Now, in case you weren’t aware of it, the Canadian Association of Chiefs of Police is holding their annual conference all this week in Vancouver. What do police chiefs talk about when they convene? What are the issues that get their dander-up?

According to the Toronto Star, Canadian chiefs want revisions to the criminal code so that they can have broader access to emails to fight “hi-tech crime”

You know if this is the Chiefs’ major beef we’re in trouble.

I can think of about a half-dozen other concerns (oh say, better communication between police jurisdictions OR towards a seamless integration of police, justice, and social services), but cyber-crime?

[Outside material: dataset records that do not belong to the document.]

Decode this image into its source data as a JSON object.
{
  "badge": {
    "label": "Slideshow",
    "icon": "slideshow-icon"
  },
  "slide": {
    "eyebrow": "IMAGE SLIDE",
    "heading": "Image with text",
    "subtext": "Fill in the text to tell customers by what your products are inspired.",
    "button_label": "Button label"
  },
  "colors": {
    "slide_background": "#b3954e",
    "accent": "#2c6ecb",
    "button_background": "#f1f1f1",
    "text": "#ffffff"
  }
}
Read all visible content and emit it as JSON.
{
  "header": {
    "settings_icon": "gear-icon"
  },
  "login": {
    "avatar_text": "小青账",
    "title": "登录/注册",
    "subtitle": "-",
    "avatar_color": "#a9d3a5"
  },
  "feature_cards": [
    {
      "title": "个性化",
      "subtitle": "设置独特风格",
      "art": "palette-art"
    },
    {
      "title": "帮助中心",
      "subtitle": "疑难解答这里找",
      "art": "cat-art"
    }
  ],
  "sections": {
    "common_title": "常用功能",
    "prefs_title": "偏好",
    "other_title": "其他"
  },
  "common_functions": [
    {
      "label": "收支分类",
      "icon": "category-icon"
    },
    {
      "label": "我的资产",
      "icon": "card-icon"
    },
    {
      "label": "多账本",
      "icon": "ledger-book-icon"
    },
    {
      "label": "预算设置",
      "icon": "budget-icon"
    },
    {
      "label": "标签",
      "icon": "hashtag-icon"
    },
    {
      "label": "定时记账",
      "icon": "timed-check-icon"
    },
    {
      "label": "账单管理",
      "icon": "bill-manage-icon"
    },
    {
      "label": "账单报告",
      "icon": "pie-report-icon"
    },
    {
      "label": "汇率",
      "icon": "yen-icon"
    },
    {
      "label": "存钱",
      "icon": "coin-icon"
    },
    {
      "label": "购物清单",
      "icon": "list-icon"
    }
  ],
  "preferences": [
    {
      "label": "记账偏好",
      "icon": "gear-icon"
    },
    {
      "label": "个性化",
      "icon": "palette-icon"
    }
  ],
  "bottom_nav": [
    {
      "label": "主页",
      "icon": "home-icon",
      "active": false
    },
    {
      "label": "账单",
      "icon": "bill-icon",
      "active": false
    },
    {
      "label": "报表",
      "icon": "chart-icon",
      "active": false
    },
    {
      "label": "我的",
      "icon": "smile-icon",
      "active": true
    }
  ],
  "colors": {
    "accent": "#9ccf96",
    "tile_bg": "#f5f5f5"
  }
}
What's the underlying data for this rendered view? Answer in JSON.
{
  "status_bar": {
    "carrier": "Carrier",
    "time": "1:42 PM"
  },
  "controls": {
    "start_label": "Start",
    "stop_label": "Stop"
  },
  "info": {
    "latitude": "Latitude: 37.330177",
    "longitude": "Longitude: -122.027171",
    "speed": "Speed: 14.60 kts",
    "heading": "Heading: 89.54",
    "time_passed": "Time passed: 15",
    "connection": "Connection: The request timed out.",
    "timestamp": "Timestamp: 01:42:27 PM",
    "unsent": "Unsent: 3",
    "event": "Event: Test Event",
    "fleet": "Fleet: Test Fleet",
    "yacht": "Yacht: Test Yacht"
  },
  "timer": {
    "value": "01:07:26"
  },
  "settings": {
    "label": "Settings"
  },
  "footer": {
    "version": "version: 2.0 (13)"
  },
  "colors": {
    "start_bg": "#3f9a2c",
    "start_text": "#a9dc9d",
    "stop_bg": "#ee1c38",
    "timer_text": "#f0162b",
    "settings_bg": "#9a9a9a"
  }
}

The Conservatives tried to make this a big campaign issue back in June. The argument went something like this; if Michael Briere never had access to child pornography, then he never would have murdered Holly Jones. Child porn is to blame, so let’s propose banning its access on the internet (without providing a logical method for how this would be carried out that wouldn’t somehow inhibit the tranference of all kinds of other useful information).

Now it seems like the Police chiefs are taking up the rallying cry, which is understandable – this sort of issue plays well in the homes of god-fearing Canadians (who wouldn’t want to see and end to child porn?). Even Michael Briere admitted that child porn was what motivated him to kill Holly. It seems like a no-brainer, right? Give the police more authority and let’s ban this porn.

But should we really trust anything Michael Briere says? I’m sure he believes pornography is the answer to all his troubles, but somehow I think its a little more complicated than that. And you know what? So do the chiefs of police.

Canadian chiefs should stop grandstanding on this issue, it only makes them look desparate and ineffectual – just what we don’t want to see in our civil authority.